The only way that demand for vast amounts of factory food changes is either that volume food buyers switch to organically and inefficiently produced equivalents, vast numbers of the populace become vegetarian (on macro-economic grounds instead of personal health reasons) or everyone who cares about the planet commits suicide. Frankly, the third option is more likely than the first, in my opinion.

BTW, comparatively expensive fish oil isn't burned for generating electricity. The EU produced fish oil is used almost exclusively in farmed salmon feed, and the volume margarine manufacturers use hardened fish oil from Japan or South America so us European consumers won't whine about them depleting 'our' natural resources. Tallow is used for burning, and used vegetable oil is refined into biodiesel after its life in food production ends. We have been using it in animal feed in the UK, but it is banned for this use from 1st November this year, when all retail used frying oil will be used for non-food uses, mainly biodiesel.

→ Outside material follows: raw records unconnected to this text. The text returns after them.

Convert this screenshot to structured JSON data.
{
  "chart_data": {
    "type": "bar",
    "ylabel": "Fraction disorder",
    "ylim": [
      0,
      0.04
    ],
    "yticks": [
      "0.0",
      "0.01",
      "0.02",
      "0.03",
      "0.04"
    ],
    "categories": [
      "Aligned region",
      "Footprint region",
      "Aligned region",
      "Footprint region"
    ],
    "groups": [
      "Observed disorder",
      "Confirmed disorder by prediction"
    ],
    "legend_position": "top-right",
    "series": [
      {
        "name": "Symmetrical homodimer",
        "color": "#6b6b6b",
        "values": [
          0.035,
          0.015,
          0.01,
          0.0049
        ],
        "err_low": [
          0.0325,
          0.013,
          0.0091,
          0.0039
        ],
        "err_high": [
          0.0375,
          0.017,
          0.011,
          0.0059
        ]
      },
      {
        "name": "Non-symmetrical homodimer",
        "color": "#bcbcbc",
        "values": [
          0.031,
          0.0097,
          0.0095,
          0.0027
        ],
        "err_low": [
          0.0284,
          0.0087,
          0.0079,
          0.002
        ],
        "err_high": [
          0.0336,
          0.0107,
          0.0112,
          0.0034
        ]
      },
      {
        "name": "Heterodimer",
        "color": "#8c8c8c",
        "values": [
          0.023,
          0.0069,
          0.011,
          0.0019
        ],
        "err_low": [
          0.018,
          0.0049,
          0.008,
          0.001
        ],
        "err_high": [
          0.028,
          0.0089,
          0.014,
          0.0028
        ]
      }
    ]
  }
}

The only other possible increase in vegetable oil for burning is rapeseed oil produced from set-aside land, but I believe the political ramifications of burning food in a starving world are long-term unpalatable to the politicos.

So I guess as long as we want to eat more salmon than swim up rivers, we will see a massive reduction in North European sea birds as a direct result, and despite the factual nature of my posting, that saddens me. It seems that it is a market deciding.